Und was ist mit dem Geist, mit der Seele, mit dem, was uns jenseits unseres Körpers ausmacht? Ich versuche, mir vorzustellen, wie ich mich fühlen würde, wenn ich in einem dieser acht Zimmer im Ergeschoss leben würde. Könnte ich mich noch freuen an den Besuchen, an den Gesprächen, dem Lieblingsessen, das man mir hier zubereiten würde oder wäre nicht jeder Augenblick vergiftet von den ständigen Gedanken an den Tod, an das Sterben, das Unbekannte, das Dunkle, das Niemehrwieder? Es klappt nicht, ich kann dieses Bild nicht vor mir entstehen lassen. Darüber bin ich nicht traurig und verschiebe es fürs erste auf einen anderen Zeitpunkt.

Quatschen und Qualmen

Jetzt will ich erstmal noch Frau H. besuchen. Auf die bin ich schon die ganze Zeit neugierig. Ursula hat mir erzählt, Frau H. hätte gesagt, dass es ihr noch nie in ihrem Leben so gut gegangen sei wie hier. Merkwürdig. Nicht zu glauben. Jedenfalls will ich wissen, was das für ein Mensch ist, der sowas sagt. Außerdem habe ich zu meiner großen Überraschung erfahren, dass Frau H. in ihrem Zimmer rauchen darf. Auch das kann ich nicht so recht glauben: In einem Krankenzimmer rauchen, wo gibt’s denn sowas? Ursula hat gelacht, als sie mein ungläubiges Gesicht gesehen hat und gesagt: „Die Menschen sollen sich hier möglichst wie zuhause fühlen. Und wir werden nicht von einem Raucher verlangen, dass er damit aufhört.“

Hört sich einleuchtend an, aber eben auch ein bisschen verrückt.

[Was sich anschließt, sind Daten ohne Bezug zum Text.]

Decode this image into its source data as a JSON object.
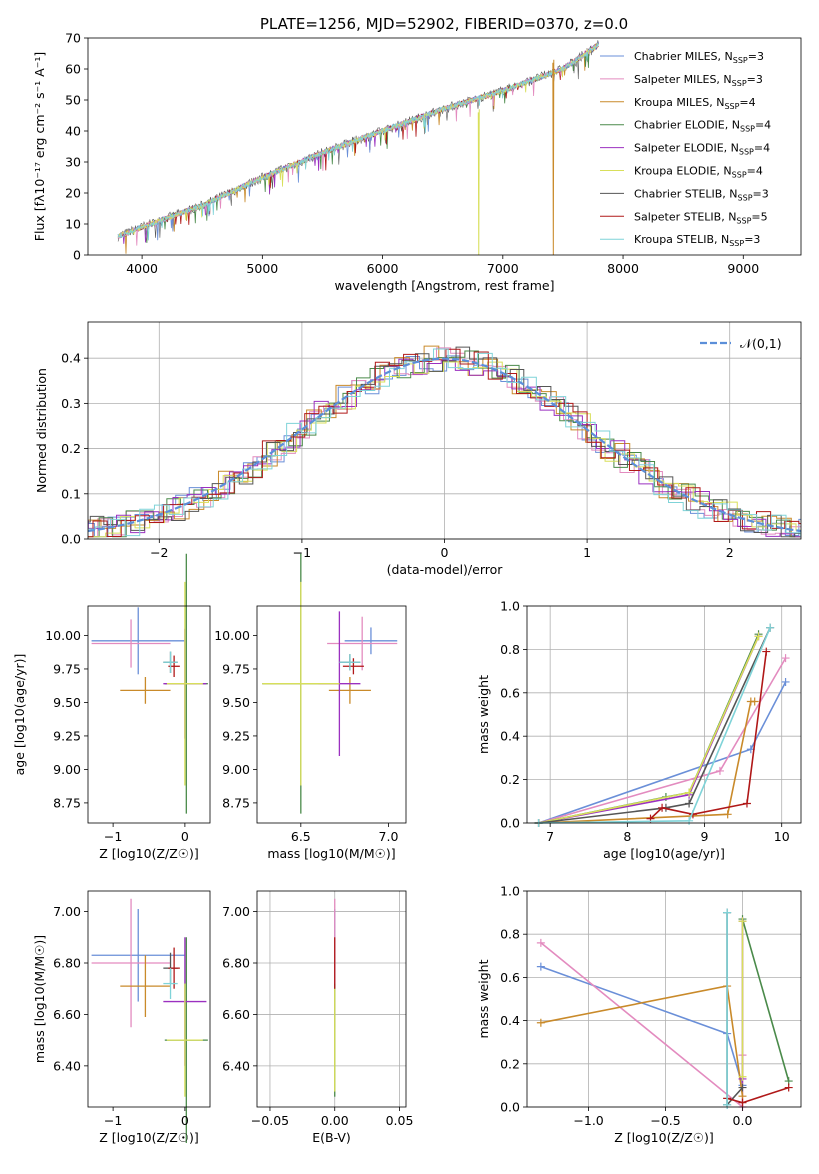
{
  "title": "PLATE=1256, MJD=52902, FIBERID=0370, z=0.0",
  "models": [
    {
      "label": "Chabrier MILES",
      "nssp": "3",
      "color": "#6a8fd8"
    },
    {
      "label": "Salpeter MILES",
      "nssp": "3",
      "color": "#e38bbf"
    },
    {
      "label": "Kroupa MILES",
      "nssp": "4",
      "color": "#c98a2a"
    },
    {
      "label": "Chabrier ELODIE",
      "nssp": "4",
      "color": "#4a8a4a"
    },
    {
      "label": "Salpeter ELODIE",
      "nssp": "4",
      "color": "#9b30c0"
    },
    {
      "label": "Kroupa ELODIE",
      "nssp": "4",
      "color": "#d8df5a"
    },
    {
      "label": "Chabrier STELIB",
      "nssp": "3",
      "color": "#555555"
    },
    {
      "label": "Salpeter STELIB",
      "nssp": "5",
      "color": "#b01818"
    },
    {
      "label": "Kroupa STELIB",
      "nssp": "3",
      "color": "#7fd3d8"
    }
  ],
  "nssp_prefix": "N",
  "nssp_sub": "SSP",
  "chart_data": [
    {
      "id": "spectrum",
      "type": "line",
      "xlabel": "wavelength [Angstrom, rest frame]",
      "ylabel": "Flux [fλ10⁻¹⁷ erg cm⁻² s⁻¹ A⁻¹]",
      "xlim": [
        3550,
        9480
      ],
      "ylim": [
        0,
        70
      ],
      "xticks": [
        4000,
        5000,
        6000,
        7000,
        8000,
        9000
      ],
      "yticks": [
        0,
        10,
        20,
        30,
        40,
        50,
        60,
        70
      ],
      "trend": {
        "x": [
          3800,
          4000,
          4500,
          5000,
          5500,
          6000,
          6500,
          7000,
          7500,
          7800
        ],
        "y": [
          6,
          9,
          16,
          25,
          33,
          40,
          47,
          53,
          60,
          68
        ]
      },
      "spikes": [
        {
          "model": 5,
          "x": 6800,
          "y": 46
        },
        {
          "model": 2,
          "x": 7420,
          "y": 62
        }
      ]
    },
    {
      "id": "residuals",
      "type": "histogram",
      "xlabel": "(data-model)/error",
      "ylabel": "Normed distribution",
      "xlim": [
        -2.5,
        2.5
      ],
      "ylim": [
        0,
        0.48
      ],
      "xticks": [
        -2,
        -1,
        0,
        1,
        2
      ],
      "yticks": [
        0.0,
        0.1,
        0.2,
        0.3,
        0.4
      ],
      "grid": true,
      "legend": "top-right",
      "reference": {
        "label": "𝒩(0,1)",
        "color": "#5b8fd9"
      }
    },
    {
      "id": "age-vs-Z",
      "type": "errorbar",
      "xlabel": "Z [log10(Z/Z☉)]",
      "ylabel": "age  [log10(age/yr)]",
      "xlim": [
        -1.35,
        0.35
      ],
      "ylim": [
        8.6,
        10.22
      ],
      "xticks": [
        -1,
        0
      ],
      "yticks": [
        8.75,
        9.0,
        9.25,
        9.5,
        9.75,
        10.0
      ],
      "points": [
        {
          "model": 0,
          "x": -0.65,
          "y": 9.96,
          "xerr": 0.65,
          "yerr": 0.25
        },
        {
          "model": 1,
          "x": -0.75,
          "y": 9.94,
          "xerr": 0.55,
          "yerr": 0.18
        },
        {
          "model": 2,
          "x": -0.55,
          "y": 9.59,
          "xerr": 0.35,
          "yerr": 0.1
        },
        {
          "model": 3,
          "x": 0.02,
          "y": 9.64,
          "xerr": 0.3,
          "yerr": 0.97
        },
        {
          "model": 4,
          "x": 0.0,
          "y": 9.64,
          "xerr": 0.3,
          "yerr": 0.41
        },
        {
          "model": 5,
          "x": 0.0,
          "y": 9.64,
          "xerr": 0.25,
          "yerr": 0.76
        },
        {
          "model": 6,
          "x": -0.2,
          "y": 9.8,
          "xerr": 0.1,
          "yerr": 0.08
        },
        {
          "model": 7,
          "x": -0.15,
          "y": 9.77,
          "xerr": 0.08,
          "yerr": 0.08
        },
        {
          "model": 8,
          "x": -0.2,
          "y": 9.8,
          "xerr": 0.1,
          "yerr": 0.08
        }
      ]
    },
    {
      "id": "age-vs-mass",
      "type": "errorbar",
      "xlabel": "mass [log10(M/M☉)]",
      "ylabel": "",
      "xlim": [
        6.25,
        7.1
      ],
      "ylim": [
        8.6,
        10.22
      ],
      "xticks": [
        6.5,
        7.0
      ],
      "yticks": [
        8.75,
        9.0,
        9.25,
        9.5,
        9.75,
        10.0
      ],
      "points": [
        {
          "model": 0,
          "x": 6.9,
          "y": 9.96,
          "xerr": 0.15,
          "yerr": 0.1
        },
        {
          "model": 1,
          "x": 6.85,
          "y": 9.94,
          "xerr": 0.2,
          "yerr": 0.2
        },
        {
          "model": 2,
          "x": 6.78,
          "y": 9.59,
          "xerr": 0.12,
          "yerr": 0.1
        },
        {
          "model": 3,
          "x": 6.5,
          "y": 9.64,
          "xerr": 0.22,
          "yerr": 0.97
        },
        {
          "model": 4,
          "x": 6.72,
          "y": 9.64,
          "xerr": 0.12,
          "yerr": 0.54
        },
        {
          "model": 5,
          "x": 6.5,
          "y": 9.64,
          "xerr": 0.22,
          "yerr": 0.76
        },
        {
          "model": 6,
          "x": 6.78,
          "y": 9.8,
          "xerr": 0.06,
          "yerr": 0.06
        },
        {
          "model": 7,
          "x": 6.8,
          "y": 9.77,
          "xerr": 0.06,
          "yerr": 0.06
        },
        {
          "model": 8,
          "x": 6.78,
          "y": 9.8,
          "xerr": 0.06,
          "yerr": 0.06
        }
      ]
    },
    {
      "id": "weight-vs-age",
      "type": "line",
      "xlabel": "age  [log10(age/yr)]",
      "ylabel": "mass weight",
      "xlim": [
        6.7,
        10.25
      ],
      "ylim": [
        0.0,
        1.0
      ],
      "xticks": [
        7,
        8,
        9,
        10
      ],
      "yticks": [
        0.0,
        0.2,
        0.4,
        0.6,
        0.8,
        1.0
      ],
      "grid": true,
      "series": [
        {
          "model": 0,
          "x": [
            6.85,
            9.6,
            10.05
          ],
          "y": [
            0.0,
            0.34,
            0.65
          ]
        },
        {
          "model": 1,
          "x": [
            6.85,
            9.2,
            10.05
          ],
          "y": [
            0.0,
            0.24,
            0.76
          ]
        },
        {
          "model": 2,
          "x": [
            6.85,
            9.3,
            9.6,
            9.65
          ],
          "y": [
            0.0,
            0.04,
            0.56,
            0.56
          ]
        },
        {
          "model": 3,
          "x": [
            6.85,
            8.5,
            8.8,
            9.7
          ],
          "y": [
            0.0,
            0.12,
            0.14,
            0.87
          ]
        },
        {
          "model": 4,
          "x": [
            6.85,
            8.8,
            9.7
          ],
          "y": [
            0.0,
            0.13,
            0.86
          ]
        },
        {
          "model": 5,
          "x": [
            6.85,
            8.8,
            9.7
          ],
          "y": [
            0.0,
            0.14,
            0.86
          ]
        },
        {
          "model": 6,
          "x": [
            6.85,
            8.5,
            8.8,
            9.85
          ],
          "y": [
            0.0,
            0.07,
            0.09,
            0.9
          ]
        },
        {
          "model": 7,
          "x": [
            8.3,
            8.45,
            8.85,
            9.55,
            9.8
          ],
          "y": [
            0.02,
            0.07,
            0.04,
            0.09,
            0.79
          ]
        },
        {
          "model": 8,
          "x": [
            6.85,
            8.8,
            9.85
          ],
          "y": [
            0.0,
            0.01,
            0.9
          ]
        }
      ]
    },
    {
      "id": "mass-vs-Z",
      "type": "errorbar",
      "xlabel": "Z [log10(Z/Z☉)]",
      "ylabel": "mass [log10(M/M☉)]",
      "xlim": [
        -1.35,
        0.35
      ],
      "ylim": [
        6.24,
        7.08
      ],
      "xticks": [
        -1,
        0
      ],
      "yticks": [
        6.4,
        6.6,
        6.8,
        7.0
      ],
      "points": [
        {
          "model": 0,
          "x": -0.65,
          "y": 6.83,
          "xerr": 0.65,
          "yerr": 0.18
        },
        {
          "model": 1,
          "x": -0.75,
          "y": 6.8,
          "xerr": 0.55,
          "yerr": 0.25
        },
        {
          "model": 2,
          "x": -0.55,
          "y": 6.71,
          "xerr": 0.35,
          "yerr": 0.12
        },
        {
          "model": 3,
          "x": 0.02,
          "y": 6.5,
          "xerr": 0.3,
          "yerr": 0.4
        },
        {
          "model": 4,
          "x": 0.0,
          "y": 6.65,
          "xerr": 0.3,
          "yerr": 0.25
        },
        {
          "model": 5,
          "x": 0.0,
          "y": 6.5,
          "xerr": 0.25,
          "yerr": 0.22
        },
        {
          "model": 6,
          "x": -0.2,
          "y": 6.78,
          "xerr": 0.1,
          "yerr": 0.06
        },
        {
          "model": 7,
          "x": -0.15,
          "y": 6.78,
          "xerr": 0.08,
          "yerr": 0.08
        },
        {
          "model": 8,
          "x": -0.2,
          "y": 6.72,
          "xerr": 0.1,
          "yerr": 0.06
        }
      ]
    },
    {
      "id": "mass-vs-EBV",
      "type": "errorbar",
      "xlabel": "E(B-V)",
      "ylabel": "",
      "xlim": [
        -0.06,
        0.055
      ],
      "ylim": [
        6.24,
        7.08
      ],
      "xticks": [
        -0.05,
        0.0,
        0.05
      ],
      "yticks": [
        6.4,
        6.6,
        6.8,
        7.0
      ],
      "grid": true,
      "points": [
        {
          "model": 0,
          "x": 0.0,
          "y": 6.83,
          "xerr": 0.0,
          "yerr": 0.18
        },
        {
          "model": 1,
          "x": 0.0,
          "y": 6.8,
          "xerr": 0.0,
          "yerr": 0.25
        },
        {
          "model": 3,
          "x": 0.0,
          "y": 6.5,
          "xerr": 0.0,
          "yerr": 0.22
        },
        {
          "model": 5,
          "x": 0.0,
          "y": 6.5,
          "xerr": 0.0,
          "yerr": 0.2
        },
        {
          "model": 7,
          "x": 0.0,
          "y": 6.8,
          "xerr": 0.0,
          "yerr": 0.1
        }
      ]
    },
    {
      "id": "weight-vs-Z",
      "type": "line",
      "xlabel": "Z [log10(Z/Z☉)]",
      "ylabel": "mass weight",
      "xlim": [
        -1.4,
        0.38
      ],
      "ylim": [
        0.0,
        1.0
      ],
      "xticks": [
        -1.0,
        -0.5,
        0.0
      ],
      "yticks": [
        0.0,
        0.2,
        0.4,
        0.6,
        0.8,
        1.0
      ],
      "grid": true,
      "series": [
        {
          "model": 0,
          "x": [
            -1.31,
            -0.1,
            0.0
          ],
          "y": [
            0.65,
            0.34,
            0.1
          ]
        },
        {
          "model": 1,
          "x": [
            -1.31,
            0.0,
            0.0
          ],
          "y": [
            0.76,
            0.0,
            0.24
          ]
        },
        {
          "model": 2,
          "x": [
            -1.31,
            -0.1,
            0.0
          ],
          "y": [
            0.39,
            0.56,
            0.05
          ]
        },
        {
          "model": 3,
          "x": [
            0.0,
            0.3
          ],
          "y": [
            0.87,
            0.12
          ]
        },
        {
          "model": 4,
          "x": [
            0.0,
            0.0
          ],
          "y": [
            0.86,
            0.13
          ]
        },
        {
          "model": 5,
          "x": [
            0.0,
            0.0
          ],
          "y": [
            0.86,
            0.14
          ]
        },
        {
          "model": 6,
          "x": [
            -0.1,
            -0.1,
            0.0
          ],
          "y": [
            0.9,
            0.01,
            0.09
          ]
        },
        {
          "model": 7,
          "x": [
            -0.1,
            0.0,
            0.3
          ],
          "y": [
            0.04,
            0.02,
            0.09
          ]
        },
        {
          "model": 8,
          "x": [
            -0.1,
            -0.1
          ],
          "y": [
            0.01,
            0.9
          ]
        }
      ]
    }
  ]
}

Ich klopfe an die Tür, drücke langsam die Klinke nach unten und kann sofort riechen, dass Ursula mich nicht angeschwindelt hat. Hier wird gepafft und Rauch hin oder her, hier ist’s gemütlich. Frau H. lädt mich auf eine Zigarette ein, und das lasse ich mir nicht zweimal sagen. Und so sitzen wir also, qualmen die Bude voll und reden und reden und reden. Ich vergesse, dass ich hier in einem Zimmer bin, in dem gestorben wird. Es könnte ebensogut das Wohnzimmer von Frau H. sein. Richtig hübsch hat sie es sich hier gemacht. Ein paar eigene Möbel hat sie mitgebracht, viele Bücher, Fotos in schweren Bilderrahmen und allerlei Krimskrams, den ich aus dem Augenwinkel immer wieder wahrnehme.

Man kann über den Tod sprechen - man muss aber nicht

Und ja, auch ihr ungeheuerlicher Satz – nie sei es ihr in ihrem Leben so gut gegangen wie hier – stimmt. Sie wiederholt ihn überzeugend, und auf die Frage, wie das denn sein könne, sagt sie: „Zum ersten Mal in meinem Leben habe ich keine Verantwortung, Hier muss ich mich um nichts kümmern. Das ist herrlich.“ Sie bekomme viel Besuch, ihre drei Kinder, einige Freundinnen und ehemalige Kolleginnen, das genieße sie richtig. „Mit meinen Kindern war ich lange nicht mehr so nahe wie jetzt“, sagt sie und lächelt so, dass man ihr auf der Stelle glaubt. Wir sprechen nicht über ihre Krankheit und schon gar nicht über den Tod. Diese Themen passen einfach gerade so gar nicht hierher, und wer sagt denn, dass man darüber sprechen muss, nur weil man in einem Hospiz ist. Als es für mich Zeit wird zu gehen, verabreden wir uns für das nächste Wochenende. Sonntagnachmittag, ich werde Kuchen mitbringen. Ob wir dann über den Tod sprechen werden? Mal sehen. Kann sein, schließlich ist er wirklich ein Teil des Lebens. Nie habe ich die Wahrheit dieses Satz stärker gefühlt als in diesem Moment.